".. not created from pressure" ?... Wouldn't you need pressure to resist the turning force that is required by Sir Issac's elegant laws of motion? (No pressure would mean no turning).
The pressures in the left-right sinusoidal turning translate directly into the up-down virtual roller pressure that the skier would experience.
I described the inclined plane, and I described the change in effective slope. Certainly, if a skier was to travel over rollers then changes in pressure would need to be dealt with.
The skier encounters a hill of increasing pressure, followed by a downslope of decreasing pressure - at which point the skier can add some of his own drive to pump the turn.
If it was a bump - the skier would pop.

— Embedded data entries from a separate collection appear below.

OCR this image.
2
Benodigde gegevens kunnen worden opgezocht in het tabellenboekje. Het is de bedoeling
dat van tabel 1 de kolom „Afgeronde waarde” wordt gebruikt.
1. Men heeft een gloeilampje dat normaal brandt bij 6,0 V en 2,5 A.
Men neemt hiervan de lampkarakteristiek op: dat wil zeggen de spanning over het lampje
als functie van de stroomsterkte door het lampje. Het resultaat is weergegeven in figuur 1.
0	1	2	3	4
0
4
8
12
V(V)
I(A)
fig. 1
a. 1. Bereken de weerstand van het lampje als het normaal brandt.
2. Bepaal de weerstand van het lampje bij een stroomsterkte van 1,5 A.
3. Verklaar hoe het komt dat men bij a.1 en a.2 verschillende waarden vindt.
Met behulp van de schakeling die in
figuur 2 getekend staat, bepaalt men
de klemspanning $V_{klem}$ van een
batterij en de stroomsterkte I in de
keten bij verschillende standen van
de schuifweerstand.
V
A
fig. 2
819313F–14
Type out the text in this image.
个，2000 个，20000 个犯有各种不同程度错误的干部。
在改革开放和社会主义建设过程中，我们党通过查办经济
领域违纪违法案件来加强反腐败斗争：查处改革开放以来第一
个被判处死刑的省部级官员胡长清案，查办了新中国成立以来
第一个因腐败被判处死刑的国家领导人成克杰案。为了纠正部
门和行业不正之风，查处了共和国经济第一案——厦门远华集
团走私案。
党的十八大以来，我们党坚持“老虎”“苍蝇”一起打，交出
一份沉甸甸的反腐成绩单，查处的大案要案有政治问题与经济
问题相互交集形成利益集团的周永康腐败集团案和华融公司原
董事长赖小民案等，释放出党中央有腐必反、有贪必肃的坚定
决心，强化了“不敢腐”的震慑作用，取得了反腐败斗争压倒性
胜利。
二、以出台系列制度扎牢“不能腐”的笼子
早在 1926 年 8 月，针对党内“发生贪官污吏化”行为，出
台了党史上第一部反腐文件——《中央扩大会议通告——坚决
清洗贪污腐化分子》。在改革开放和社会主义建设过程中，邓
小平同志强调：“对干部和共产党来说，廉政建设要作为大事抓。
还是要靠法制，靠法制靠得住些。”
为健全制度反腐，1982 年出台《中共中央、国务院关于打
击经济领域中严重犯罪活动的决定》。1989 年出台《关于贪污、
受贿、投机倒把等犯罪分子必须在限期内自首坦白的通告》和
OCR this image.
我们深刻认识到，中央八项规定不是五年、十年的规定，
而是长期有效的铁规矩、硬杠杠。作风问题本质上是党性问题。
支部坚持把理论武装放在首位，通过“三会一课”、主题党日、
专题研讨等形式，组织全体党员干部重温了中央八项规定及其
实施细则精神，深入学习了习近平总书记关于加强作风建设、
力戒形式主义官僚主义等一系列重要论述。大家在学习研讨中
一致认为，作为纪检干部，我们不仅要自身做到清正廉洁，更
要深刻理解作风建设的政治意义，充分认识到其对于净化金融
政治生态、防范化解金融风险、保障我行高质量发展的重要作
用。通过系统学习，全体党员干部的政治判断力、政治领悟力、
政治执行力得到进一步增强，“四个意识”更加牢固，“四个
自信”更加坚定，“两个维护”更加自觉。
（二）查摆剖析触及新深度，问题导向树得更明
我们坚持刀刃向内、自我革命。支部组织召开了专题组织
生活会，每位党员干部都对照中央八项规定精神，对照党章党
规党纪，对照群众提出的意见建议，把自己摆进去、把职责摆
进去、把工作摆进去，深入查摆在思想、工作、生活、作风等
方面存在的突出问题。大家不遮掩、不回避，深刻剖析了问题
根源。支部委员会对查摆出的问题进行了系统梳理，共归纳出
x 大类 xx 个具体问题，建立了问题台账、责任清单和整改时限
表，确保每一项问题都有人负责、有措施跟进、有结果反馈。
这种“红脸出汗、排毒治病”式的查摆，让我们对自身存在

On the lateral, the skier would not so much pop as shoot forwards (as in the 'accellerative turn' diagram diagram I cribbed from Brodie et. al.)
I don't think you need to contradict anything I wrote in order to add to the debate.
I don't have time to read past this post, so maybe it has already been dealt with, but the "virtual bump" exists in addition to any turning pressures required to cause you to turn. If you can visualize your tracks on the snow as railroad tracks, then take away the snow and imagine a roller coaster going along on those rails you will see there are turns and "bumps" that are sections of horizontal track between sections of descending tracks (much like the flights of stairs and stair landings you would get if you straightened the line).